国土交通省が発表した2022年の公示地価では、新型コロナウイルスの感染が広がる中でも全国平均が2年ぶりの上昇に転じた。在宅勤務の普及を受け、都市部周辺の地方都市で住宅地の地価が上昇。中でも、再開発の進む北海道の上昇が目立つ。コロナ禍を機に、慌ただしい大都市から離れた暮らしを選ぶ動きが広がる。
 住宅地平均価格の前年比上昇率は札幌、仙台、広島、福岡の各市を合わせた「地方4市」で5.8%となり、「東京圏」の0.6%を大きく上回った。
 地方の動向を見ると、プロ野球日本ハムの新球場を軸とした街づくりが人気を集める北海道北広島市の3地域が20%超の上昇を記録し、全国のトップ3を独占。

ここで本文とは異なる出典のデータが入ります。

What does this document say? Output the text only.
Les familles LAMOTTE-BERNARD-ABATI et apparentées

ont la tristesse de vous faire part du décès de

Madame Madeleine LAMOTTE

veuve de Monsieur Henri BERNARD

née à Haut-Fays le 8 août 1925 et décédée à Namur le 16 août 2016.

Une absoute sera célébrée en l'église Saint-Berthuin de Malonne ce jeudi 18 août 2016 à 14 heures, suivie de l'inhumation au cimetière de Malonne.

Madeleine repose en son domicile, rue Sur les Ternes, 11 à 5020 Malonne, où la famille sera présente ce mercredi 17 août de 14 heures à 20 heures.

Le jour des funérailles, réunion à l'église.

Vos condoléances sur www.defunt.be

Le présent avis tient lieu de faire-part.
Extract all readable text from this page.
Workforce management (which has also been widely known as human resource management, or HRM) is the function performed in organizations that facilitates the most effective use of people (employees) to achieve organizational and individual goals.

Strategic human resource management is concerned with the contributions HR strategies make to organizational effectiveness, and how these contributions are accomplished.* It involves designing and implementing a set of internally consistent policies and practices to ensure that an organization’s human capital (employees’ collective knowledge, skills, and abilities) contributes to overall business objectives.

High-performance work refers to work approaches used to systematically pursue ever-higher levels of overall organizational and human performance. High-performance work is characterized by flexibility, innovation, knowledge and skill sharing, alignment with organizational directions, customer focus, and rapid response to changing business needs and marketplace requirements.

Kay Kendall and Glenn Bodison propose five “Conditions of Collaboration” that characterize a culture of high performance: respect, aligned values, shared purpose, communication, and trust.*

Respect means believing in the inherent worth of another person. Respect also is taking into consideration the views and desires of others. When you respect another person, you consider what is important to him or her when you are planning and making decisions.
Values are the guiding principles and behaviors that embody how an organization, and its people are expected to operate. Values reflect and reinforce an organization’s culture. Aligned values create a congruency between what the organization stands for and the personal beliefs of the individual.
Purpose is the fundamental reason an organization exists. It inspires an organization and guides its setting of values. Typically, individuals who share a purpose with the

札幌市や周辺の北広島市などが上位100位の大半を占め、国交省の担当者も「異例だ」と驚きを隠さなかった。
 大和ハウス工業の幹部は札幌市内で分譲中のタワーマンションについて、道外の購入者が3割程度を占めており「北海道をよく旅行で訪れる首都圏の富裕層がセカンドハウス目的で購入する例が多い」と説明する。他方、別の不動産大手の担当者によれば、北海道に限らず「毎日在宅で勤務する夫婦が都心から郊外の広い家に引っ越すケースが増えた」という。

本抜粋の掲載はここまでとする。